I’m going to include as much as I possibly can - I’d rather include too much and have people skim than leave things out.
I’d include version numbers, but when I go to the Supervisor page, I only see HA versions. It’s October 25, 2021 and at about 2 AM, after doing a fair amount of changes, I was on the Supervisor page and saw that HA and HAOS both had pending updates. I didn’t want to update HA yet, since I’ve heard that often requires an update to ZWaveJS2MQTT, which I have on a 2nd system in our barn. But I figured I could update the OS.
I’m running HAOS on a Pi 4 and it’s set to boot to the USB. HAOS is on a USB drive. (I’m in a rural area, which means internet is not always reliable and power can go out at times or just flicker. We have a generator, but it takes about 45 seconds for that to kick in. I’m using a UPS for my HA system, but some systems still act up when the UPS kicks in. SD cards are way too sensitive so I run all my Pis off USB RAM drives.)
I went to the Supervisor page and saw teh 2 pending updates. As I said, it was 2 AM and I was thinking, “Yeah, update the OS. Leave HA until later, when I’m not groggy so I can update ZWaveJS2MQTT if I need to.” I click “Update” for the OS and go off to find something to watch while I fall asleep. Then I realize, “I forgot to back it up!!” But it’s already started.
It updates, then apparently reboots and nothing happens. I go downstairs to check on the system.

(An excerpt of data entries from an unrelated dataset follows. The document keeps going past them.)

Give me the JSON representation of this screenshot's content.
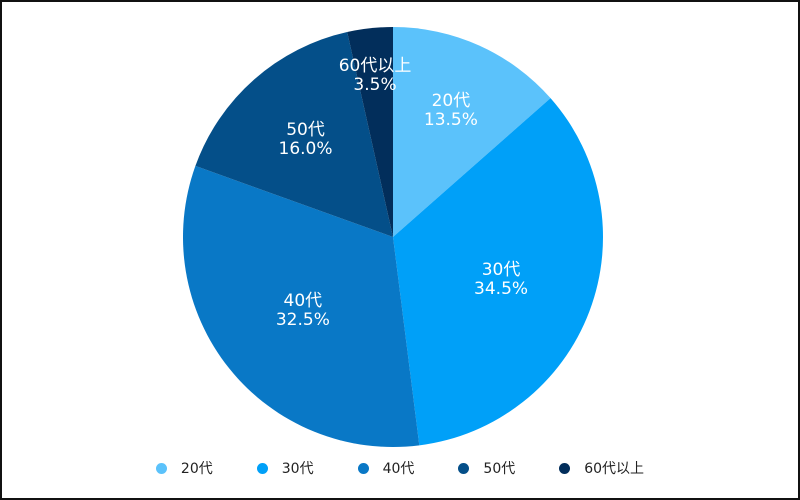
{
  "chart_data": {
    "type": "pie",
    "categories": [
      "20代",
      "30代",
      "40代",
      "50代",
      "60代以上"
    ],
    "values": [
      13.5,
      34.5,
      32.5,
      16.0,
      3.5
    ],
    "value_labels": [
      "13.5%",
      "34.5%",
      "32.5%",
      "16.0%",
      "3.5%"
    ],
    "colors": [
      "#5bc2fb",
      "#00a0f8",
      "#0978c6",
      "#044f89",
      "#022e5b"
    ],
    "start": "12 o'clock",
    "direction": "clockwise",
    "legend_position": "bottom"
  }
}
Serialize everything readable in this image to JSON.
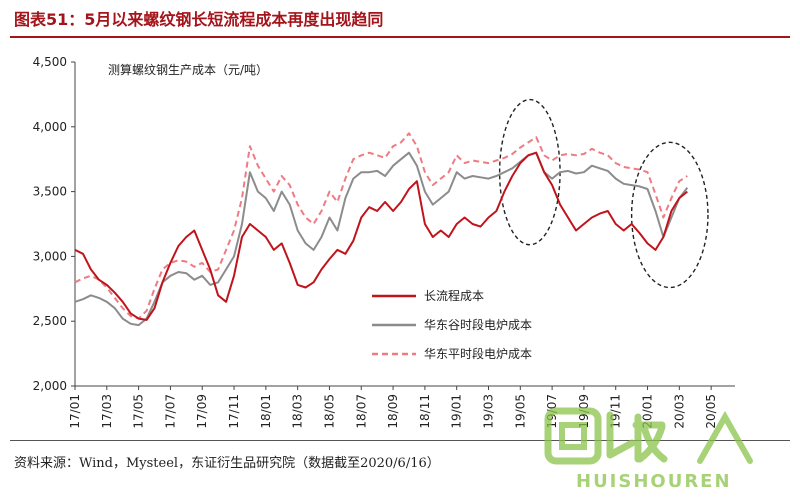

The red LED on the Pi is on, but the yellow one isn’t flashing and the red LED in my USB drive is off. It’s been over 5 minutes. So I turn the Pi off. hook up a monitor, then turn it on. Nothing. Just a blank screen. I wait and nothing happens.
I power off, then put in an SD card and boot. It boots and sees the HAOS volumes and warns me about the format of at least 3 partitions:
I do use the default file browser on Raspbian to check them out - I see files on the volumes, but I don’t touch them. I just close the window. I shut down, then power off. I pull out the HAOS USB stick and put in another I use on Pi 4 systems when I need to check things out. The system boots properly. (I was wondering if, somehow, HAOS, had changed the boot sequence or something.)
I take out the Raspbian USB stick and reboot to HAOS. It comes up fine - but I realize the SD card is still in there, so I shut down, power off, pull the SD card, then reboot to HAOS and it’s okay.
Questions:
- Any idea why HAOS did not want to reboot normally after the update?
- What did I do that fixed it so it booted okay the next time I tried booting it?
In the past, with RetroPie, I had the OS on a SD card and when power went out and it wouldn’t reboot, I found that just pulling the SD card, putting it in another Linux system, mounting it, and reading the volumes (no writing!), then unmounting it and putting it back in its own Pi would work. All I had to do was access the file systems on the RetroPie SD card and it fixed it. I’m wondering if that could have fixed the HAOS USD drive. (Hey, it’s my only theory. It’s past 3:30 AM and even I get fuzzy at some point in the late night hours!)
This isn’t something that I absolutely have to solve, but I’d like to figure out what’s going on so I know if I have to do something special in the future when I update HAOS. For instance, does HAOS assume it’s on an SD card or something like that?